There are potential limitations to this study. Our assessment of VLAs may have been incomplete. While the addition of activities may produce a more sensitive instrument, there is no reason to believe that the overall tenor of these results would change as a result. Factors other than those included here may affect VLA disability. For example, cognitive function may be an important determinant of VLA disability. Unfortunately, an adequate measure of cognitive function was not available for this cohort, although such data are currently being collected on a portion of this sample, enabling examination of this association at a later time. The airways cohort may be unrepresentative of individuals with these conditions. However, because participants were recruited from the community rather than through an academic medical center or tertiary care center, it is probable that the distribution of disease severity and other relevant characteristics is more similar to the population of individuals with these conditions. Because we did not have results of pulmonary function testing or medical records and we relied on self-reports of physicians’ diagnoses, some individuals may have been classified into the wrong disease group. It is likely, though, that such misclassification would tend to attenuate differences among the groups, biasing our results toward null findings.

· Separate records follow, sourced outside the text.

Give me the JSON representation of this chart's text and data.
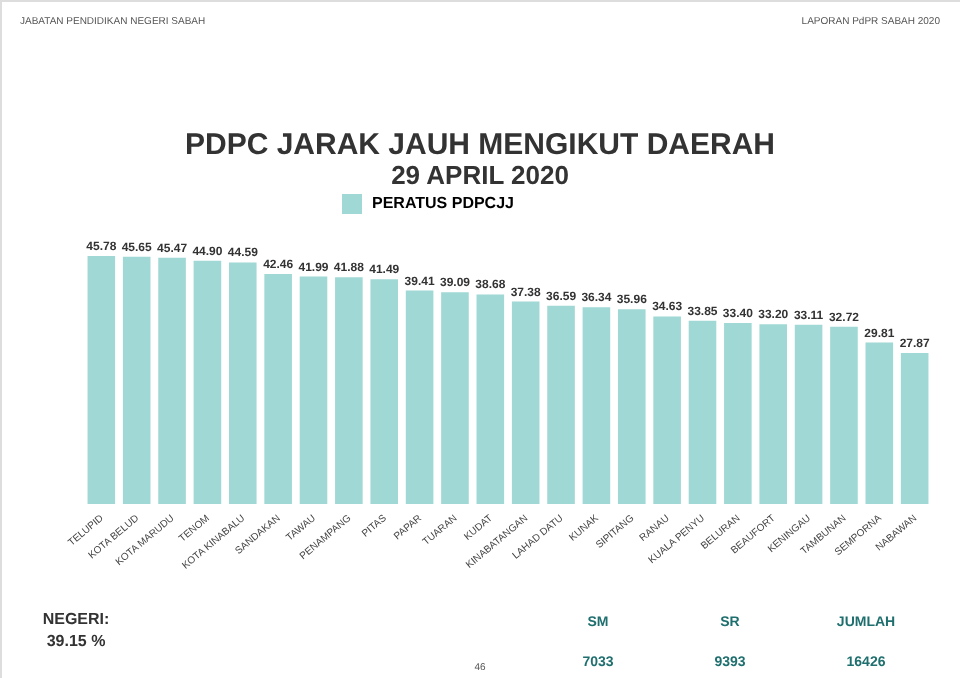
{
  "chart_data": {
    "type": "bar",
    "title": "PDPC JARAK JAUH MENGIKUT DAERAH",
    "subtitle": "29 APRIL 2020",
    "categories": [
      "TELUPID",
      "KOTA BELUD",
      "KOTA MARUDU",
      "TENOM",
      "KOTA KINABALU",
      "SANDAKAN",
      "TAWAU",
      "PENAMPANG",
      "PITAS",
      "PAPAR",
      "TUARAN",
      "KUDAT",
      "KINABATANGAN",
      "LAHAD DATU",
      "KUNAK",
      "SIPITANG",
      "RANAU",
      "KUALA PENYU",
      "BELURAN",
      "BEAUFORT",
      "KENINGAU",
      "TAMBUNAN",
      "SEMPORNA",
      "NABAWAN"
    ],
    "series": [
      {
        "name": "PERATUS PDPCJJ",
        "color": "#9fd8d4",
        "values": [
          45.78,
          45.65,
          45.47,
          44.9,
          44.59,
          42.46,
          41.99,
          41.88,
          41.49,
          39.41,
          39.09,
          38.68,
          37.38,
          36.59,
          36.34,
          35.96,
          34.63,
          33.85,
          33.4,
          33.2,
          33.11,
          32.72,
          29.81,
          27.87
        ],
        "value_labels": [
          "45.78",
          "45.65",
          "45.47",
          "44.90",
          "44.59",
          "42.46",
          "41.99",
          "41.88",
          "41.49",
          "39.41",
          "39.09",
          "38.68",
          "37.38",
          "36.59",
          "36.34",
          "35.96",
          "34.63",
          "33.85",
          "33.40",
          "33.20",
          "33.11",
          "32.72",
          "29.81",
          "27.87"
        ]
      }
    ],
    "legend": "top",
    "grid": false,
    "tick_labels": "x",
    "annotations": [
      "JABATAN PENDIDIKAN NEGERI SABAH",
      "LAPORAN PdPR SABAH 2020",
      "NEGERI:",
      "39.15 %",
      "SM",
      "SR",
      "JUMLAH",
      "7033",
      "9393",
      "16426",
      "46"
    ]
  }
}
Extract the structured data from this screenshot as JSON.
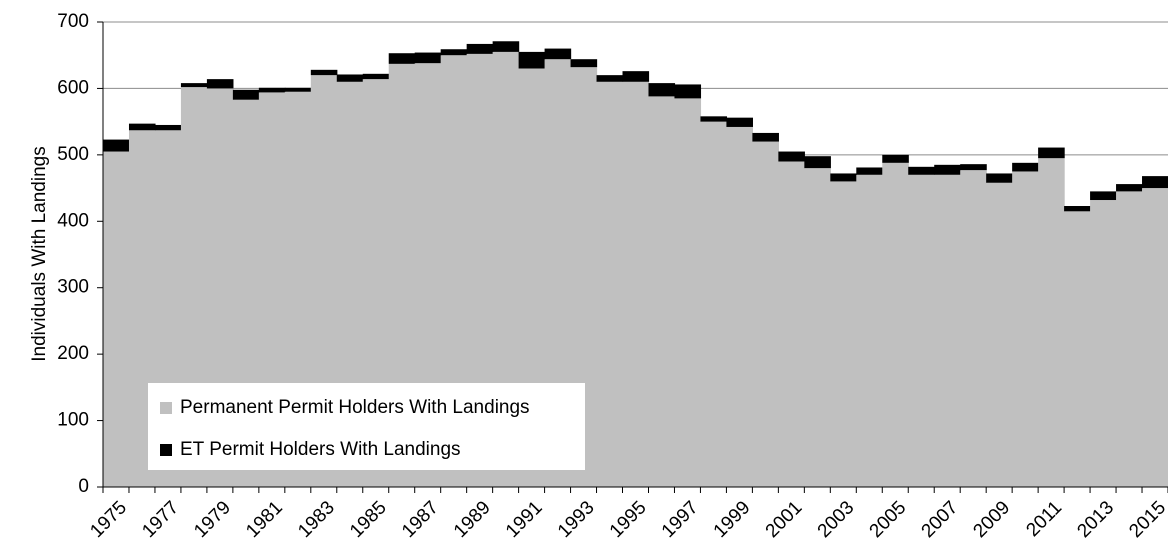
{
  "chart_data": {
    "type": "stacked_area_step",
    "y_label": "Individuals With Landings",
    "categories": [
      "1975",
      null,
      "1977",
      null,
      "1979",
      null,
      "1981",
      null,
      "1983",
      null,
      "1985",
      null,
      "1987",
      null,
      "1989",
      null,
      "1991",
      null,
      "1993",
      null,
      "1995",
      null,
      "1997",
      null,
      "1999",
      null,
      "2001",
      null,
      "2003",
      null,
      "2005",
      null,
      "2007",
      null,
      "2009",
      null,
      "2011",
      null,
      "2013",
      null,
      "2015"
    ],
    "series": [
      {
        "name": "Permanent Permit Holders With Landings",
        "color": "#c0c0c0",
        "values": [
          505,
          537,
          537,
          602,
          600,
          583,
          594,
          595,
          620,
          610,
          614,
          637,
          638,
          650,
          652,
          655,
          630,
          644,
          632,
          610,
          610,
          588,
          585,
          550,
          542,
          520,
          490,
          480,
          460,
          470,
          488,
          470,
          470,
          477,
          458,
          475,
          495,
          415,
          432,
          445,
          450
        ]
      },
      {
        "name": "ET Permit Holders With Landings",
        "color": "#000000",
        "values": [
          18,
          10,
          8,
          6,
          14,
          15,
          7,
          6,
          8,
          11,
          8,
          16,
          16,
          9,
          15,
          16,
          25,
          16,
          12,
          10,
          16,
          20,
          21,
          8,
          14,
          13,
          15,
          18,
          12,
          11,
          12,
          12,
          15,
          9,
          14,
          13,
          16,
          8,
          13,
          11,
          18
        ]
      }
    ],
    "ylim": [
      0,
      700
    ],
    "yticks": [
      0,
      100,
      200,
      300,
      400,
      500,
      600,
      700
    ],
    "grid": true,
    "legend": "lower left"
  }
}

In summary, disability in valued life activities is very common among individuals with COPD and other airways conditions, and more common in committed and discretionary activities than in obligatory activities. A focus on obligatory activities, as is common in disability measures, would therefore miss a great deal of the impact of these conditions. VLA disability appears to play a substantial role in individuals’ psychological status and satisfaction with functioning.9, 10, 12, 14, 16 Future research should identify factors associated with the development and progression of VLA disability, as well as factors that may protect against or ameliorate such disability. The latter is especially important, since these may represent potential targets for intervention.
This study was supported by grant number R01 HL067438 from the National Heart, Lung and Blood Institute.